HSE may seek DNA in bid to identify 'John Doe' in psychiatric hospital for 30 years

HSE may seek DNA in bid to identify 'John Doe' in psychiatric hospital for 30 years

The HSE, secured an order last May to have a court-appointed medical doctor visit the man for the purpose of assessing his capacity.

The HSE may seek High Court permission to take a DNA sample from an unidentified vulnerable elderly man, who has been in a psychiatric hospital here for more than 30 years, in a bid to identify him.

Now believed to be in his late 80s or 90s, the man was first admitted to the psychiatric hospital after being taken there by gardaí in the mid-1980s.

He was reported to be living “a hermit’s life” and sleeping rough in a bus shelter with a dog whom he said he had “on loan”. He had also referred to living in Dublin "for years".

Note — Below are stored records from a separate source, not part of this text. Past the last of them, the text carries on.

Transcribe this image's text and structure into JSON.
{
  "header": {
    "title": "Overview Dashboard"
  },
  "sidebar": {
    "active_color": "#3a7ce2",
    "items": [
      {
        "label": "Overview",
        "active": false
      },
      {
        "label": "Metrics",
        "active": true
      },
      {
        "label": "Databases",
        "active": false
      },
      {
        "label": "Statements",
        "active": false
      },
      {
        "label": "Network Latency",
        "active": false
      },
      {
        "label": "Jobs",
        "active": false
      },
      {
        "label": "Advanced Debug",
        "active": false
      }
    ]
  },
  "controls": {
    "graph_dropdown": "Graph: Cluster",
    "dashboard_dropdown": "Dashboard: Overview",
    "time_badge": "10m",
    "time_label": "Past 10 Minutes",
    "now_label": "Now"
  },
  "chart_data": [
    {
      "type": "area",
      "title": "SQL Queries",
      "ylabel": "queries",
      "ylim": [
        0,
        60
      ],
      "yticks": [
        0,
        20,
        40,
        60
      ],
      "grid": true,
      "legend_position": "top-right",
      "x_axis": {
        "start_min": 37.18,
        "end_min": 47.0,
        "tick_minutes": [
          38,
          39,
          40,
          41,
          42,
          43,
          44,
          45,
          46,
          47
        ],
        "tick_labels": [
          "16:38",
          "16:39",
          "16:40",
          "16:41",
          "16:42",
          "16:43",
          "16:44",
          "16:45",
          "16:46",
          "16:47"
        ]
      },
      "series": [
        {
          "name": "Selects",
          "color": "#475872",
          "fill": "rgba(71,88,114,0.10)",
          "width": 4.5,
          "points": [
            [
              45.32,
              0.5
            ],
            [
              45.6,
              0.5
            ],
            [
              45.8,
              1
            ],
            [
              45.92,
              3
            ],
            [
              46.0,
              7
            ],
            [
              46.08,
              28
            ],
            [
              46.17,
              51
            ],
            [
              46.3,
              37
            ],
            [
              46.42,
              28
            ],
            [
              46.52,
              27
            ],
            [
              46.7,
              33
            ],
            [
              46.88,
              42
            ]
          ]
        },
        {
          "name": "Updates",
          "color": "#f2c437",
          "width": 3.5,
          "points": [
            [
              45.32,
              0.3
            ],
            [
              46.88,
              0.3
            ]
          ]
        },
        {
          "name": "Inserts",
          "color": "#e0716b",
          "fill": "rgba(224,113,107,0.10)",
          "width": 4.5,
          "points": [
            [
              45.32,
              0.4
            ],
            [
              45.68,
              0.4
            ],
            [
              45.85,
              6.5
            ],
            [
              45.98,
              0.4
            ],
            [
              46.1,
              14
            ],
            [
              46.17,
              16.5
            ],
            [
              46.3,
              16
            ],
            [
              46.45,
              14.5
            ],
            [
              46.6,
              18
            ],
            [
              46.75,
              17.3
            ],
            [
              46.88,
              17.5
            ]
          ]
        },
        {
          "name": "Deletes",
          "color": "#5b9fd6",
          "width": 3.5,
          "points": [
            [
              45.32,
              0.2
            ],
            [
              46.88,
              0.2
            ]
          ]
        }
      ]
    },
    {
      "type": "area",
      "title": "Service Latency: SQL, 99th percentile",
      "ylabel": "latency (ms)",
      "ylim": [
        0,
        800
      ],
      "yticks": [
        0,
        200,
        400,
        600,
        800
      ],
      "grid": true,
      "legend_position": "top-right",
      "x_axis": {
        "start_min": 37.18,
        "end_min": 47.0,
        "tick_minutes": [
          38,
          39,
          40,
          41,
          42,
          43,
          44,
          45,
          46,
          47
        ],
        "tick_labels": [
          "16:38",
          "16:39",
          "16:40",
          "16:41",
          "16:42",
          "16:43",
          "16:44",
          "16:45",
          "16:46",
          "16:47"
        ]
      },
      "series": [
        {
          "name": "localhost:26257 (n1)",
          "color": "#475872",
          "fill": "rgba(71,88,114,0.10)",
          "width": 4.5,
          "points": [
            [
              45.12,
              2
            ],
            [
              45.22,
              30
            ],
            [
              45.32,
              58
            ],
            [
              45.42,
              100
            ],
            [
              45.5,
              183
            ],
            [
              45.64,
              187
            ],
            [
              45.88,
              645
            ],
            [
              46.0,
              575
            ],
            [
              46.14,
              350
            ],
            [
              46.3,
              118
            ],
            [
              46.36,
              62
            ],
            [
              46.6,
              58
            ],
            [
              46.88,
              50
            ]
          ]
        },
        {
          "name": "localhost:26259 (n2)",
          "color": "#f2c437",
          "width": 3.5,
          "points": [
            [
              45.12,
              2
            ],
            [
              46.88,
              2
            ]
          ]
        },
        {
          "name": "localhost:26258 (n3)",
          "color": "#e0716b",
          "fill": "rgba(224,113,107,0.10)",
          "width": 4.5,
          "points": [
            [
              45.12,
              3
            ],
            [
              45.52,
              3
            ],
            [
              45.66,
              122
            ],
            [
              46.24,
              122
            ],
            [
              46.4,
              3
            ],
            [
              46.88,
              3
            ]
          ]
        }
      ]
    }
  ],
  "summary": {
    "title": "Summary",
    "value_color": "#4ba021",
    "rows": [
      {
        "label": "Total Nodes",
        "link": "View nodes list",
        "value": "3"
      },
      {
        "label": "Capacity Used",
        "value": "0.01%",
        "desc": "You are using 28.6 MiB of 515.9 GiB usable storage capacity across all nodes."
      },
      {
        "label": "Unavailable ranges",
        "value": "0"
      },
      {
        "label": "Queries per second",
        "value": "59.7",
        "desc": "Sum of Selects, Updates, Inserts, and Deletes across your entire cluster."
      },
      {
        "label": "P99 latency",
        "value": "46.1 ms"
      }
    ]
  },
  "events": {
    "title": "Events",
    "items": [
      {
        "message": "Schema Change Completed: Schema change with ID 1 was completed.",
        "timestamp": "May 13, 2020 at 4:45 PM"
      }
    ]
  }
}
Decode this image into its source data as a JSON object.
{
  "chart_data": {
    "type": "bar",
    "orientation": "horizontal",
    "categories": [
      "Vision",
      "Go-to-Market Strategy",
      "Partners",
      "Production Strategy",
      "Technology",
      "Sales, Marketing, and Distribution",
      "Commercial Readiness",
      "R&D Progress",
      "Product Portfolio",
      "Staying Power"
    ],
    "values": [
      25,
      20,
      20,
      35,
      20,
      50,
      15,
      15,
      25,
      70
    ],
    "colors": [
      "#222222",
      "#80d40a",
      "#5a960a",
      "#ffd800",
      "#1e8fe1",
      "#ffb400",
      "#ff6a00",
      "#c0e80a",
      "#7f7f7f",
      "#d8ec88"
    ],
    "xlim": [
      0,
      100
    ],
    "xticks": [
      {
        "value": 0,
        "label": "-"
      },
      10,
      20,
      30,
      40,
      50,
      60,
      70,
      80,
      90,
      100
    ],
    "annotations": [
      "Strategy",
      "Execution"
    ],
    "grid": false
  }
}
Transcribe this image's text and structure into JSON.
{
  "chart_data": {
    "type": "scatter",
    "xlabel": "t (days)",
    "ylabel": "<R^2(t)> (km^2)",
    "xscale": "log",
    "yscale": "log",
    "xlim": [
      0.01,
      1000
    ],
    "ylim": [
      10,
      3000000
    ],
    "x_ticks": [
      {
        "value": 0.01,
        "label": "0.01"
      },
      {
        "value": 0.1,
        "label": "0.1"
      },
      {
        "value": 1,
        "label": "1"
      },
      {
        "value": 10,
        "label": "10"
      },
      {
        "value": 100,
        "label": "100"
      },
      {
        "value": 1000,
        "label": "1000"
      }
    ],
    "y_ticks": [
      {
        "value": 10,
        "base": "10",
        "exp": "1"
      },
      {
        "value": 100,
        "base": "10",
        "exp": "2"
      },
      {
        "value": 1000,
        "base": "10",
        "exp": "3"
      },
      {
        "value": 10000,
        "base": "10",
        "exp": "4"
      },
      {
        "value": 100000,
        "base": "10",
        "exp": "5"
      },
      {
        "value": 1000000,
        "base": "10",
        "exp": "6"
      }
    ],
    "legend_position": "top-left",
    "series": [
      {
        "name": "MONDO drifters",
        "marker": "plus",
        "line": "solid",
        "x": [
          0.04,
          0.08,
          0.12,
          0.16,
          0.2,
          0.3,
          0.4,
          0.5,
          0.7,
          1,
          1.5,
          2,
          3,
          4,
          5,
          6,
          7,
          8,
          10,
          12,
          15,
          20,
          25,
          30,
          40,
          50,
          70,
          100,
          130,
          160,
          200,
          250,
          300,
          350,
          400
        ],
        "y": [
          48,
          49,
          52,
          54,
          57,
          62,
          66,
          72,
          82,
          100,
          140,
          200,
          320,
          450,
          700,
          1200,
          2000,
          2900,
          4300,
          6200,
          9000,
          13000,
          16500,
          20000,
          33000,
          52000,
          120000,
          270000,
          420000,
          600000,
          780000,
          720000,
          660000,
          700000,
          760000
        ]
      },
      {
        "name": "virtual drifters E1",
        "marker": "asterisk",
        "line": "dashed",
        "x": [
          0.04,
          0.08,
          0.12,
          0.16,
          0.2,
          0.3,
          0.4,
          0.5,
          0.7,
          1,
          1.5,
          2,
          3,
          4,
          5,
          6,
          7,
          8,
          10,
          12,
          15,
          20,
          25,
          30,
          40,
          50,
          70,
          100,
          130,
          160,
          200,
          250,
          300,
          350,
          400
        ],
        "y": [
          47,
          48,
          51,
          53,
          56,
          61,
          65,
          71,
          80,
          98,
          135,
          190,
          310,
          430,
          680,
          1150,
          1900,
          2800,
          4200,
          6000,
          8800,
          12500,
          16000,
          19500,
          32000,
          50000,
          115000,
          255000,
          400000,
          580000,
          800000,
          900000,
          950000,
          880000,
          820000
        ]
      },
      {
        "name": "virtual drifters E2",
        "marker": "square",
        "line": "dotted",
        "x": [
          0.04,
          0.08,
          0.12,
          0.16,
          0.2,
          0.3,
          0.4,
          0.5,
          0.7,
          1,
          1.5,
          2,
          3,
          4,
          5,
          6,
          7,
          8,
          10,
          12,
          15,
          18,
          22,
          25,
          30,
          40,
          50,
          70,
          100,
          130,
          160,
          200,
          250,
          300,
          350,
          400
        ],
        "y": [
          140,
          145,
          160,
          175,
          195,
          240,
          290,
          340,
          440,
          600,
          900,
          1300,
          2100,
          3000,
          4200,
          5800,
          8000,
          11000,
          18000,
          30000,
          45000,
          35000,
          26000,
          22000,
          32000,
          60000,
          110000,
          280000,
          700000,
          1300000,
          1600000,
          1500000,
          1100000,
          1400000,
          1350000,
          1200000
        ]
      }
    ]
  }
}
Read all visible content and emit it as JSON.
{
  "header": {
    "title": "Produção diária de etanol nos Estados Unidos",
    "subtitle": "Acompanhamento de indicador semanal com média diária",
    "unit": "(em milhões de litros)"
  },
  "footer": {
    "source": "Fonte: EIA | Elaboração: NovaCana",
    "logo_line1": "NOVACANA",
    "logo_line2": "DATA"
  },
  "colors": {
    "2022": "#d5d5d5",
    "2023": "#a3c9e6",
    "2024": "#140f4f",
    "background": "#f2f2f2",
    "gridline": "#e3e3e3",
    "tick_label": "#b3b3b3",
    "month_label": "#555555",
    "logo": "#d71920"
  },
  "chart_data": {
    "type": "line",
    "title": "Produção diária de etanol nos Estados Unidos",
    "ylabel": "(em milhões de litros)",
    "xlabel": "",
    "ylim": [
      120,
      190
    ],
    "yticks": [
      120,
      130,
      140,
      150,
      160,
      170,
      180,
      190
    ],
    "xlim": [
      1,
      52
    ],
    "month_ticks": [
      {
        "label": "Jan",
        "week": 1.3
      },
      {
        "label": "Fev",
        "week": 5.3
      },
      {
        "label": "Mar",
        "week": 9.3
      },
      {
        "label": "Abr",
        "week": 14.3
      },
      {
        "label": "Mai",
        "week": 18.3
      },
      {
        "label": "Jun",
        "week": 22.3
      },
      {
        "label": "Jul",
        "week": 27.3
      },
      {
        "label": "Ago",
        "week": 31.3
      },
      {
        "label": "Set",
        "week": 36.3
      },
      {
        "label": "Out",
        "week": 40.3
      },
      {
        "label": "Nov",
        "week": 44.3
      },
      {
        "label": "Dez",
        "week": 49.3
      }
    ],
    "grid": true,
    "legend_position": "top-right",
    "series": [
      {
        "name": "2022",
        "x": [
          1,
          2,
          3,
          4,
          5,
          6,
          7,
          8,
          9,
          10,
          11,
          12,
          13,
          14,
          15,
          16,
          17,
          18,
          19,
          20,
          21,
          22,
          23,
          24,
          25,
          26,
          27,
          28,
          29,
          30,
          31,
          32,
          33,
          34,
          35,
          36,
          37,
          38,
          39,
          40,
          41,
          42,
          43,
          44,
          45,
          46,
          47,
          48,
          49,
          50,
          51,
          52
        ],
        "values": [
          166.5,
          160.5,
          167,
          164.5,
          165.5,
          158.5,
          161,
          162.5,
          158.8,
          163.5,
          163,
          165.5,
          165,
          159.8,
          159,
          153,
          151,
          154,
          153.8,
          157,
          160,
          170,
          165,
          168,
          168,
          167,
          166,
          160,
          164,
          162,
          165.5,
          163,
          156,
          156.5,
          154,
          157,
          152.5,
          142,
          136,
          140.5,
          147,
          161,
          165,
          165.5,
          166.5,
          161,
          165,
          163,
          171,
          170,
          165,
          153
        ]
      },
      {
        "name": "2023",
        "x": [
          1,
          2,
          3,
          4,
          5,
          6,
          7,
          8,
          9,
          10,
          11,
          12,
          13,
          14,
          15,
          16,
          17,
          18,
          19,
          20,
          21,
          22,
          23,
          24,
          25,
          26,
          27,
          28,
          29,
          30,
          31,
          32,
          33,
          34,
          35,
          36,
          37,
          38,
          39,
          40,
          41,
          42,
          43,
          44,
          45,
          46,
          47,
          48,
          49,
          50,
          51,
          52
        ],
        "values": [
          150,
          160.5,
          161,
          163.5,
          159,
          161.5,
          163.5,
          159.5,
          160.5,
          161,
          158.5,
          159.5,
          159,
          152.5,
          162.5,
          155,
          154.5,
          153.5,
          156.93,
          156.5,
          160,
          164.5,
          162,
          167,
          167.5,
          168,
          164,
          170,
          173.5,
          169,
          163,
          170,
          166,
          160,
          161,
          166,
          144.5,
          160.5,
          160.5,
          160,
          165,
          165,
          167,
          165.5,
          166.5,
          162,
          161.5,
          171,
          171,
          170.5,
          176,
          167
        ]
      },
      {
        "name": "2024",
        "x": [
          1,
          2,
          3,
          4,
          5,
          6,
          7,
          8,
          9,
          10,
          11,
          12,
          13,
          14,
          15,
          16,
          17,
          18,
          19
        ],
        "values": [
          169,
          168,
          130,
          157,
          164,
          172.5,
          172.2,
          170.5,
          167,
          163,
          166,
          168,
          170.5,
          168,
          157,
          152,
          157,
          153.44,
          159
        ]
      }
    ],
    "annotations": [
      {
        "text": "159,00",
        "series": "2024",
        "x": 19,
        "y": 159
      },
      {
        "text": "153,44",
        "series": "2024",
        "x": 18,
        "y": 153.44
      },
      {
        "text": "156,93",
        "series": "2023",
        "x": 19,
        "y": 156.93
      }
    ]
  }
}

At some point after his admission, he was given a name and estimated date of birth of 1930 but essentially remains a 'John Doe'.

Efforts to establish his true identity and to find next of kin have so far proven unsuccessful but were reactivated in recent years arising from advances in technology.

The man has a history of mental illness, along with physical health conditions.

His case first came before the High Court last May when Lebeau Jonker, a solicitor for the HSE, secured an order, in the context of intended wardship proceedings, to have a court-appointed medical doctor visit the man for the purpose of assessing his capacity.

The court also appointed solicitor Alec Gabot as the man's guardian ad litem to represent him in the wardship matter.

When the case returned today before Mr Justice Mark Heslin, the judge was satisfied, on foot of the medical visitor's report and the other medical evidence, that the man lacks capacity and should be taken into wardship.

David Leahy BL, for the HSE, said, while the normal procedure in wardship is to seek orders preventing identification of a ward, the HSE may in this case seek to take steps aimed at identifying the man, including applying for an order permitting the taking of a DNA sample from him.

In his report to the court, Mr Gabot said he had visited the man in an effort to establish his views but the man was incapable of giving expression to them.

Although the man has no identified family, "he has made staff and other patients at the hospital his family", Mr Gabot said. As his guardian, he was content the man is appropriately placed.

When he queried whether the man should be moved to some other hospital or to a nursing home, the nursing staff's eyes had "filled with tears", he added.

The wardship application was initiated last May in a situation where the man’s physical health was deteriorating and he has had a number of hospital admissions. His clinical team considered it would not be appropriate to resuscitate him should his condition deteriorate further to a situation where resuscitation is required.

Rather than a further hospital admission, they believe he should be made comfortable where he is.

The man had expressed a desire not to be sent to a general hospital should his condition deteriorate but doctors were concerned whether he had capacity to make decisions about his health and welfare.

They were also concerned any decision against resuscitation should have a legal basis.